Certainly there’s no shortage of noise rock bands currently releasing material. With a previously released full-length, Grooms have a chance to gain new fans and try out their promised, more melodious sound. Title track “Prom” is filled with teenage nostalgia, combining Sonic Youth-esque guitar licks dripping in reverb and steady, messy bass. Lyrics are poetic and filled with teenage sentiment, like “17 is the whole world/in my room, The Smiths and girls.” Lead track “Tiger Trees” sees Grooms toy with glitches that wane in and out amongst clamorous cymbal crashes culminating in a brash ending of enormous guitar.

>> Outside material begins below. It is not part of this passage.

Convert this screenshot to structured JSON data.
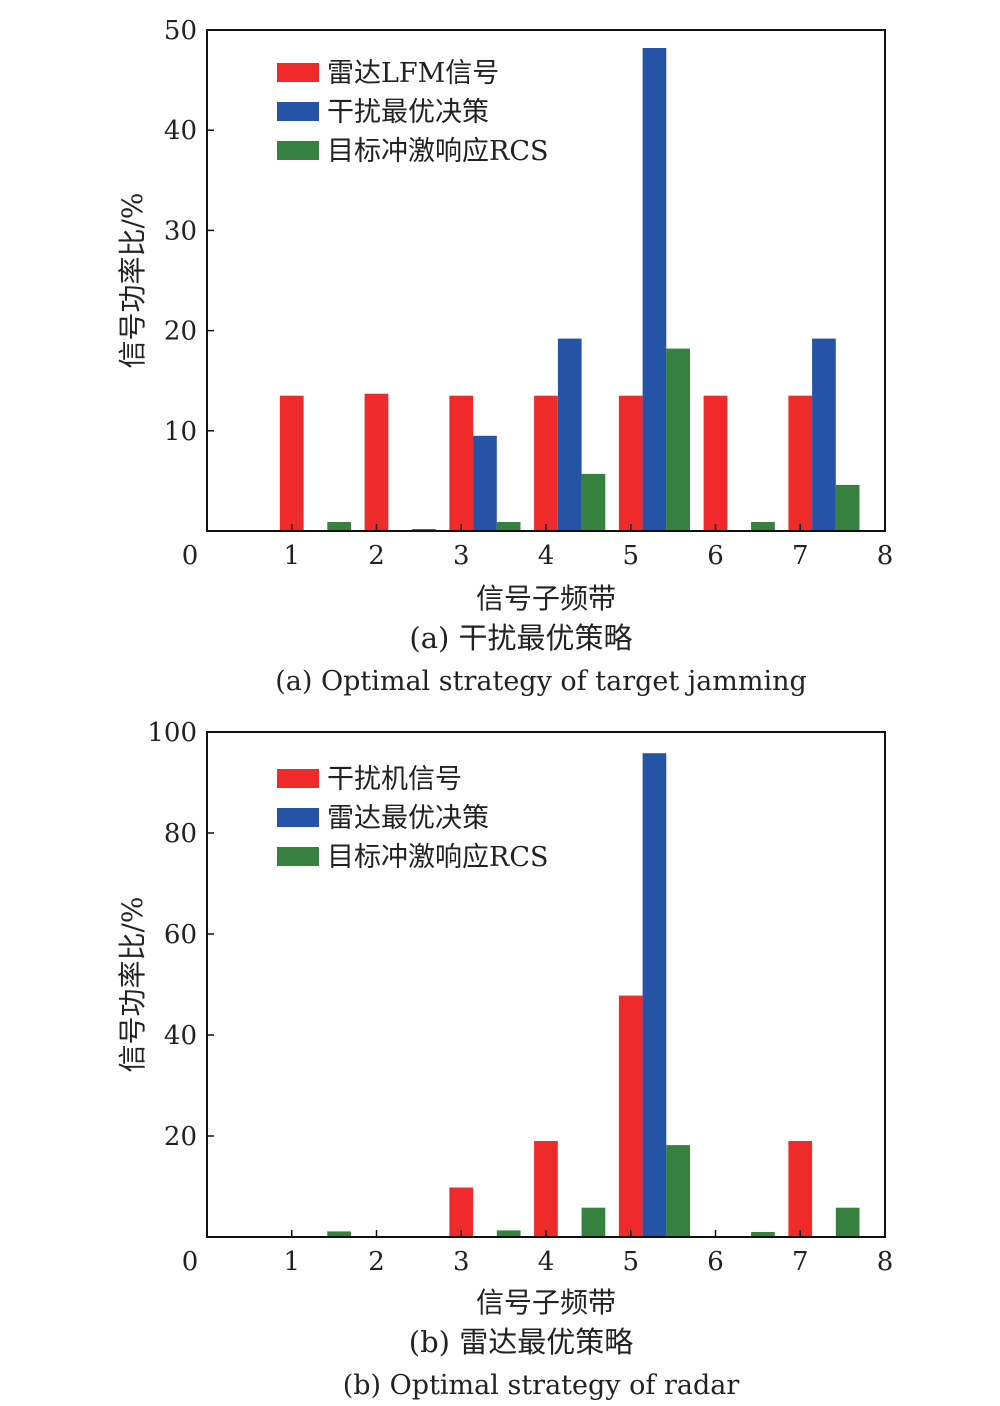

Prom is tragic in that it provides a sense of overwhelming emotion. When lyrics are discernible amongst the commotion of guitars, the deepest sadness can be felt. The ambient “Skating with Girl” is filled with instrumentals as eerie as the lyrics, painting a frigid picture of admiring an ice skater from afar. When lyrics do remain buried under instrumentals, Grooms rely on their textured and layered sound to convey the character of Prom.
A running time of around 30 minutes leaves Grooms barely reaching the height of their potential. With an abrupt ending, only through repeated listens does Prom really sink in. The majority of a record being submerged in noise certainly won’t please everyone, but Prom stands as a solid second release from a group that certainly has a lot of growing left to do.